As the long wait times at airport checkpoints attest, manually navigating these complexities at the check-in desk is highly inefficient and prone to human error. Some airports are testing camera-powered and AI-based digital technologies to monitor crowd densities and reduce time spent standing in line—which makes the airport experience more bearable for travelers and ensures safe physical distancing. Autonomous robots are also being deployed to maintain hygiene standards; some are equipped with UV-light cleaners to disinfect areas, and others are outfitted with body-temperature sensors to help minimize the risk of virus outbreaks.

3. Reimagine commercial approaches

Travel companies may rethink their commercial approaches. The profiles of airline passengers and hotel guests will be different: more leisure guests, later booking windows, and higher demand for flexible tickets. Historical booking curves are no longer a good indicator of current behavior. Travel companies need to use every source of insight they can to anticipate demand and optimize pricing. Flexible pricing models can also ease customer discomfort with today’s heightened levels of unpredictability. For example, EasyJet now offers a Protection Promise program that gives fliers free changes up to two hours before the flight.

Hotels will need to find new purposes for meeting and conference spaces, which will be slower to fill. Airlines need to figure out how to fill intercontinental business class, likely with premium leisure promotions. For all travel companies, the boom may be higher in traveler numbers than in profits, as the most lucrative corporate business has been slow to return.
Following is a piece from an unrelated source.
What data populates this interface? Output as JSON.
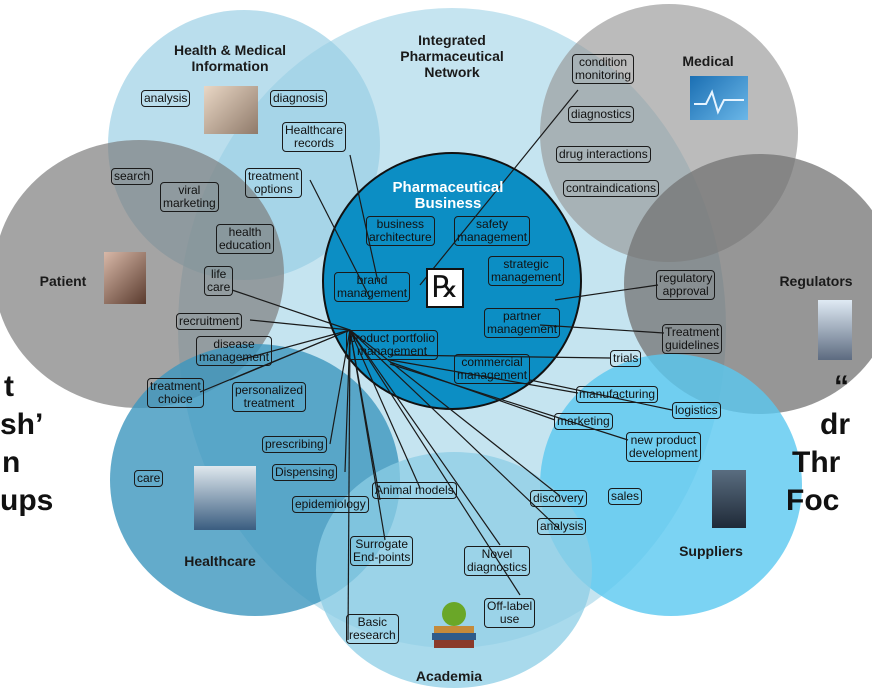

4. Learn from critical moments—and the wider ecosystem

Aside from streamlining processes and personalizing the customer experience, investing in digital analytics can allow companies to identify opportunities to differentiate their services. Companies would also be able to discern emerging trends and hiccups before they turn into nightmares. Industry players, such as online travel agents, may also be a trove of useful insights pertaining to how the external ecosystem is evolving; their experiences may be beneficial for hotels and airlines to explore potential partnerships with them.

The various parts of the travel industry have to work together as a whole to usher in a safe return of travel. Even as individual companies improve their internal operations, they should also keep a close eye on industry-wide developments, watching for collaboration opportunities. The industry and governments will have to reach consensus on safety standards and requirements. The IATA travel pass is a plug-in that could be used on airlines’ mobile apps, for example. Currently being tested by many airlines as a way to ensure passenger health, the app would allow travelers to manage verified certifications for COVID-19 vaccines and test results. Governments, in turn, could consider accepting and embedding the app into the flight check-in workflow.

It’s been a long time coming, but we see several factors aligning that could lead to a short-term travel boom, although not all countries and customer segments will boom at the same time. With continued perseverance, travel companies can ensure that travel is not just back but better.